Online Payments: most important rules

Last updated on 22-09-21.

Paying for purchases online is now quite commonplace, although not without risk. The European legislator has imposed a number of measures in order to provide better protection for consumers who pay online, as explained below.

Mandatory two-factor authentication

Belgium has maintained a secure online payment system for some time now based on rigorous customer authentication. Main objective? To combat fraudulent internet transactions. Merely entering the long number on your bank card when paying online on a Belgian website is no longer enough. This type of transaction requires double authentication. A European directive, PSD II, now aims to introduce this system throughout the EU. Unfortunately, some member states are lagging behind with the implementation of this measure.
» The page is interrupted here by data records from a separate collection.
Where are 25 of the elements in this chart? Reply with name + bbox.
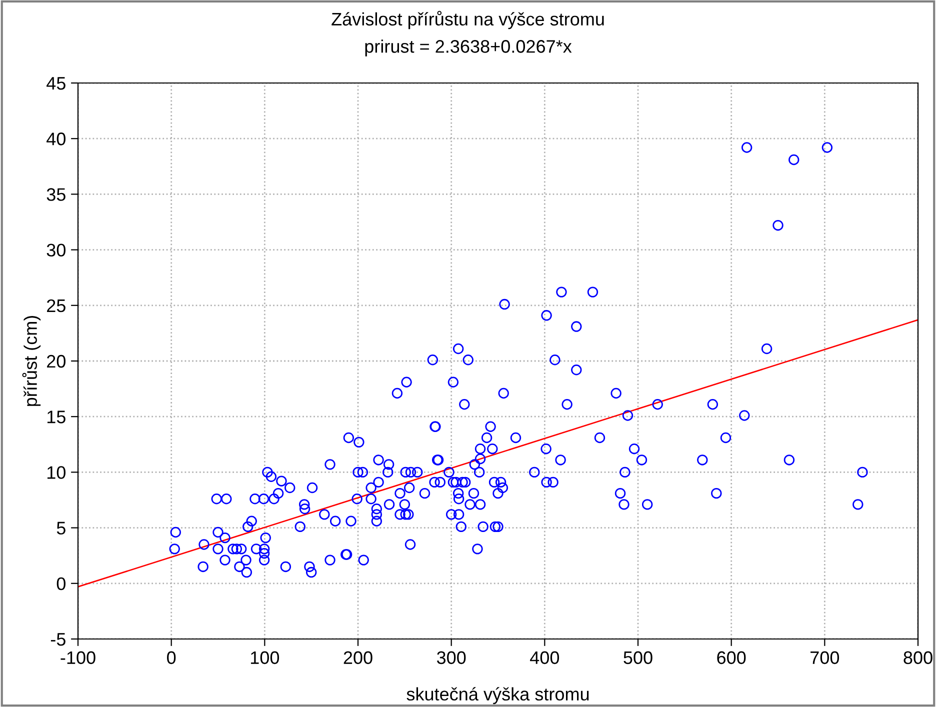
x-tick-label: 500 <box>624 651 652 664</box>
x-tick-label: -100 <box>60 651 96 664</box>
y-tick-label: -5 <box>50 633 66 646</box>
x-tick-label: 600 <box>717 651 746 664</box>
y-tick-label: 35 <box>46 188 66 201</box>
y-tick-label: 5 <box>56 522 66 535</box>
y-axis-title: přírůst (cm) <box>22 316 41 406</box>
y-tick-label: 30 <box>46 244 66 257</box>
y-tick-label: 20 <box>47 354 66 368</box>
x-tick-label: 100 <box>250 651 280 664</box>
x-axis-title: skutečná výška stromu <box>406 687 589 704</box>
x-tick-label: 200 <box>344 651 372 664</box>
x-tick-label: 0 <box>167 651 176 664</box>
y-tick-label: 0 <box>56 577 66 590</box>
chart-title: Závislost přírůstu na výšce stromu <box>332 10 604 30</box>
x-tick-label: 400 <box>530 651 560 664</box>
x-tick-label: 700 <box>810 651 840 664</box>
y-tick-label: 40 <box>46 132 66 146</box>
y-tick-label: 10 <box>47 466 66 479</box>
y-tick-label: 45 <box>46 77 66 90</box>
chart-subtitle: prirust = 2.3638+0.0267*x <box>365 40 572 56</box>
y-tick-label: 15 <box>47 410 66 424</box>
x-tick-label: 800 <box>904 651 932 664</box>
x-tick-label: 300 <box>436 651 466 664</box>
y-tick-label: 25 <box>47 299 66 312</box>
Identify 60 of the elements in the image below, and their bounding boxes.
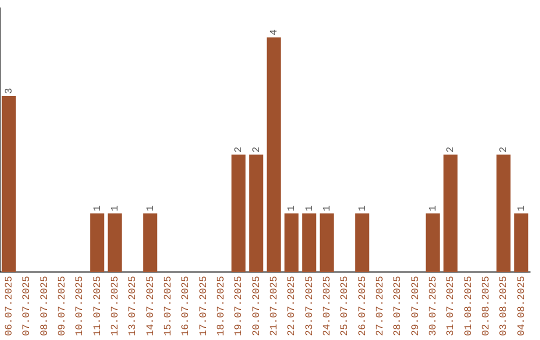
x-tick-label: 03.08.2025: [499, 276, 510, 336]
x-tick-label: 09.07.2025: [57, 276, 68, 336]
x-tick-label: 31.07.2025: [446, 276, 458, 336]
x-tick-label: 15.07.2025: [163, 276, 174, 336]
x-tick-label: 27.07.2025: [375, 276, 386, 336]
x-tick-label: 13.07.2025: [128, 276, 140, 336]
x-tick-label: 21.07.2025: [269, 276, 280, 336]
x-tick-label: 30.07.2025: [428, 276, 440, 336]
x-tick-label: 24.07.2025: [322, 276, 334, 336]
x-tick-label: 29.07.2025: [410, 276, 422, 336]
data-label: 1: [358, 205, 369, 212]
data-label: 1: [516, 205, 528, 212]
x-tick-label: 06.07.2025: [4, 276, 16, 336]
bar: [108, 213, 122, 272]
bar: [2, 96, 16, 272]
x-tick-label: 04.08.2025: [516, 276, 528, 336]
data-label: 1: [287, 205, 298, 212]
bar: [443, 154, 458, 272]
data-label: 2: [252, 146, 263, 153]
data-label: 3: [4, 88, 16, 94]
data-label: 1: [92, 205, 104, 212]
data-label: 4: [269, 29, 280, 36]
data-label: 1: [110, 205, 122, 212]
bar: [355, 213, 370, 272]
x-tick-label: 26.07.2025: [358, 276, 369, 336]
x-tick-label: 23.07.2025: [304, 276, 316, 336]
x-tick-label: 18.07.2025: [216, 276, 228, 336]
x-tick-label: 11.07.2025: [92, 276, 104, 336]
x-tick-label: 22.07.2025: [287, 276, 298, 336]
x-tick-label: 02.08.2025: [481, 276, 492, 336]
data-label: 2: [499, 146, 510, 153]
bar: [514, 213, 528, 272]
data-label: 2: [446, 146, 458, 153]
data-label: 1: [146, 205, 157, 212]
x-tick-label: 19.07.2025: [234, 276, 246, 336]
data-label: 1: [428, 205, 440, 212]
x-tick-label: 17.07.2025: [198, 276, 210, 336]
bar: [284, 213, 299, 272]
bar: [249, 154, 264, 272]
data-label: 1: [304, 205, 316, 212]
x-tick-label: 16.07.2025: [181, 276, 192, 336]
x-tick-label: 25.07.2025: [340, 276, 352, 336]
x-tick-label: 10.07.2025: [75, 276, 86, 336]
bar: [231, 154, 246, 272]
bar: [90, 213, 104, 272]
bar: [426, 213, 440, 272]
x-tick-label: 08.07.2025: [40, 276, 51, 336]
bar: [496, 154, 511, 272]
bar: [320, 213, 334, 272]
data-label: 1: [322, 205, 334, 212]
bar: [266, 37, 281, 272]
bar: [302, 213, 316, 272]
x-tick-label: 01.08.2025: [464, 276, 475, 336]
bar: [143, 213, 158, 272]
x-tick-label: 28.07.2025: [393, 276, 404, 336]
x-tick-label: 07.07.2025: [22, 276, 34, 336]
x-tick-label: 14.07.2025: [146, 276, 157, 336]
x-tick-label: 20.07.2025: [252, 276, 263, 336]
x-tick-label: 12.07.2025: [110, 276, 122, 336]
data-label: 2: [234, 146, 246, 153]
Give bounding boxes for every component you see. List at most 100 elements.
What is two-factor authentication?

To make online payments more secure you must confirm your payment twice, by entering two separate factors:

  • an element known only to you (e.g. your secret code);
  • an element that that only you have access to (e.g. a smart phone or card reader);
  • an element that personally identifies you (e.g. your fingerprint or facial recognition).
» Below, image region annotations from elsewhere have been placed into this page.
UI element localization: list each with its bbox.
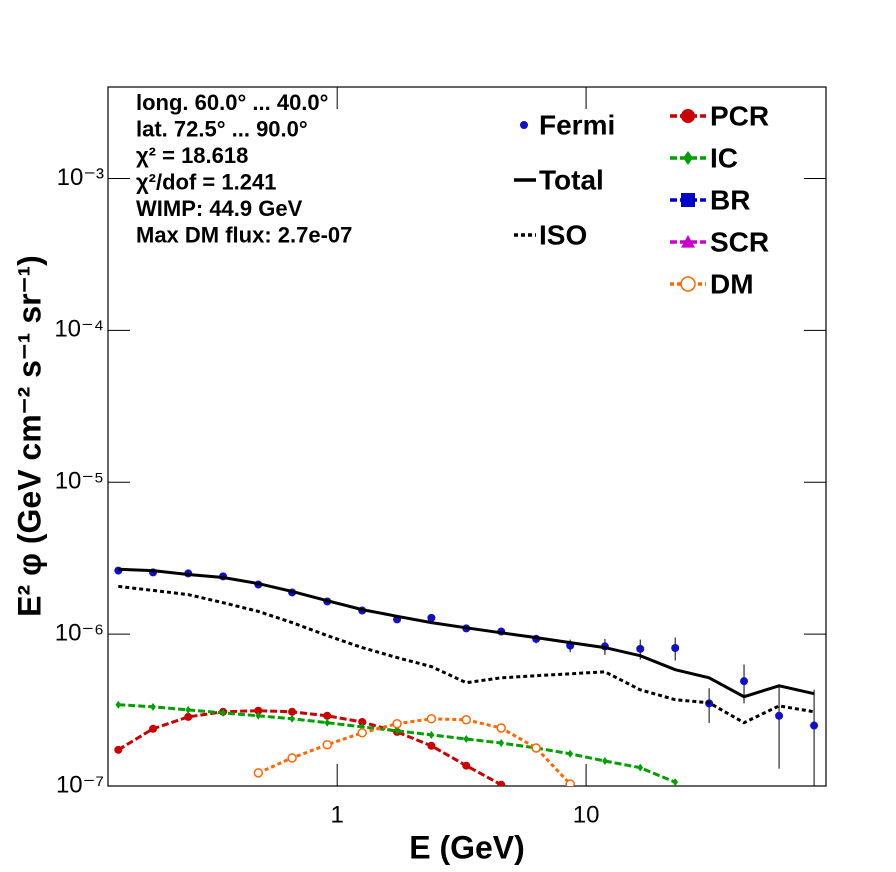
annotation: lat. 72.5° ... 90.0° [136,116,308,141]
data-point [254,706,263,715]
data-point [394,726,400,735]
data-point [114,745,123,754]
data-point [567,749,573,758]
data-point [531,743,541,753]
legend-label: Fermi [539,109,615,140]
data-point [289,714,295,723]
legend-marker [681,193,695,207]
y-axis-label: E² φ (GeV cm⁻² s⁻¹ sr⁻¹) [11,255,47,617]
legend-marker [683,151,693,165]
series-line [117,709,502,786]
data-point [775,711,784,720]
data-point [461,715,472,725]
data-point [428,730,435,739]
data-point [427,613,436,622]
data-point [498,738,505,747]
series-line [118,584,815,725]
annotation: WIMP: 44.9 GeV [136,196,303,221]
legend-marker [680,276,696,292]
data-point [322,739,332,750]
data-point [636,644,645,653]
y-tick-label: 10⁻⁴ [54,316,104,343]
plot-area [114,566,819,786]
data-point [357,728,367,738]
x-axis-label: E (GeV) [409,829,525,865]
data-point [392,718,402,729]
data-point [672,778,678,786]
data-point [426,714,437,724]
series-line [257,717,572,786]
y-tick-label: 10⁻³ [57,164,104,191]
data-point [671,644,680,653]
data-point [149,724,158,733]
legend-marker [520,121,528,129]
data-point [496,723,506,733]
data-point [253,768,264,778]
data-point [602,757,608,766]
x-tick-label: 1 [331,801,344,828]
data-point [185,705,192,714]
data-point [463,734,470,743]
y-tick-label: 10⁻⁶ [55,619,104,646]
annotation: Max DM flux: 2.7e-07 [136,222,352,247]
legend-label: DM [710,268,754,299]
data-point [220,708,226,717]
data-point [255,711,262,720]
plot-frame [107,86,827,787]
annotation: χ² = 18.618 [136,143,248,168]
data-point [150,702,156,711]
legend-label: IC [710,142,738,173]
data-point [324,718,331,727]
data-point [358,717,367,726]
data-point [323,711,332,720]
annotation: χ²/dof = 1.241 [136,169,276,194]
data-point [565,779,575,786]
data-point [497,780,506,786]
y-tick-label: 10⁻⁵ [55,468,104,495]
data-point [462,761,471,770]
data-point [427,741,436,750]
data-point [637,763,644,772]
legend-label: ISO [539,219,587,250]
data-point [115,700,122,709]
data-point [810,721,819,730]
legend-label: Total [539,164,604,195]
y-tick-label: 10⁻⁷ [56,771,104,798]
annotation: long. 60.0° ... 40.0° [136,90,328,115]
data-point [184,712,193,721]
legend-marker [681,109,695,123]
legend-label: SCR [710,226,769,257]
data-point [288,707,297,716]
legend-marker [681,235,695,248]
series-line [118,567,815,699]
data-point [287,753,297,763]
data-point [740,677,749,686]
x-tick-label: 10 [573,801,600,828]
legend-label: PCR [710,100,769,131]
legend-label: BR [710,184,750,215]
This additional security feature is sometimes also referred to as, for example, two-step authentication, two-stage authentication or multi-factor authentication.
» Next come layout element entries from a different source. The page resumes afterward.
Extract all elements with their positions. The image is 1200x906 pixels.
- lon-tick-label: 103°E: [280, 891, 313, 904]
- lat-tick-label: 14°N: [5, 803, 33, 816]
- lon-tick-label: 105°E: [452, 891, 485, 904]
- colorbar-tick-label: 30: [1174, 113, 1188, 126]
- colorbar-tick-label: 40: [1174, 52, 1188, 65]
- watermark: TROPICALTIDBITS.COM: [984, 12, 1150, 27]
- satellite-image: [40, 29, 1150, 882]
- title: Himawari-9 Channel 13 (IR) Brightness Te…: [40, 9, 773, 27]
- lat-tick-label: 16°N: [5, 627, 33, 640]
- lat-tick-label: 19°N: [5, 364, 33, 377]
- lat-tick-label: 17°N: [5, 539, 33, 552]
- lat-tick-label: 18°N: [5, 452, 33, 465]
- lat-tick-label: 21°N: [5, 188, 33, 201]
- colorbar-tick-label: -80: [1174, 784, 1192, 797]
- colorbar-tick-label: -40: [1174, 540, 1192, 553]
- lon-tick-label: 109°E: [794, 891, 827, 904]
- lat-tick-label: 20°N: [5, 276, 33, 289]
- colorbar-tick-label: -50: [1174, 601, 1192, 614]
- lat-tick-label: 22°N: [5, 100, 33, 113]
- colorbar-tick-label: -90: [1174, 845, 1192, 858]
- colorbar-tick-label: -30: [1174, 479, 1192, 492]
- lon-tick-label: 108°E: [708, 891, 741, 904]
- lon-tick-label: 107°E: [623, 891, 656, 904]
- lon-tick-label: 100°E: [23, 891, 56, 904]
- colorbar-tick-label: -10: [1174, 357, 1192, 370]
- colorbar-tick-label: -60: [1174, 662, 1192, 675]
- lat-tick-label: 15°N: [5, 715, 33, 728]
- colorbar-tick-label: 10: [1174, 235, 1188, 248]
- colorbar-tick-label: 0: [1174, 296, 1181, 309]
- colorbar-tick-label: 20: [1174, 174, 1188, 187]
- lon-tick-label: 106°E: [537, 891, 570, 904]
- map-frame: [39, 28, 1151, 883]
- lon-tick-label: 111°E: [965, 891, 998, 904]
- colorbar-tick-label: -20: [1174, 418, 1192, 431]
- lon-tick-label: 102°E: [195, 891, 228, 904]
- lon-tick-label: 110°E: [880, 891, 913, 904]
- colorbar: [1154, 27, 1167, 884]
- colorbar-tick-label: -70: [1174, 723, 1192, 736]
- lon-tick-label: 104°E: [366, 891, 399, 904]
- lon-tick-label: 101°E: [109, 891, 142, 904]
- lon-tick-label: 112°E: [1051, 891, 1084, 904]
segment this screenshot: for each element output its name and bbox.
Although banks are obliged to activate the two-factor authentication system for their customers, in some cases this type of rigorous identity authentication is not required. However, these exceptions are not always straightforward. The following payments are sometimes exempt from two-factor authentication:

  • payments involving small amounts of money: the value may vary from country to country, but is on average 30 euro
  • low-risk payments
  • payments to a trusted beneficiary
  • recurring payments

Good to know: rigorous identity authentication does not apply to payments to or from a non-European bank, irrespective of, for example, the value, repetition or risk level of the transaction in question.

Ban on additional charges

Are you paying electronically (by bank card)? Merchants are not allowed to impose additional charges, regardless of whether the payment is made online or in-store.

Sellers are free to decide which payment methods (e.g. bank card, credit card, bank transfer) they do or don’t accept.

When making a payment on the internet it is advisable to use a credit card or payment system such as PayPal. In the event of a dispute, you will be able to contest the payment and obtain a refund subject to certain conditions. Here’s how to do this when paying with a credit card.

If you require further information on this ban please visit the FPS Economy website (available in Dutch and French).

Excess if your bank card is used fraudulently

If you noticed that money was withdrawn from your account without your consent following, for example, theft of your bank card or fraudulent practices on the internet, you are entitled to lodge a complaint. In the event of fraudulent transactions without your specific consent, the bank must reimburse any misappropriated amounts. It is entitled, however, to deduct a 50 euro excess. Find out more about your rights.

Good to know: Has a fraudster used your card to make a contactless payment, i.e. without entering the PIN number? If so, the bank has to cover any loss including the excess.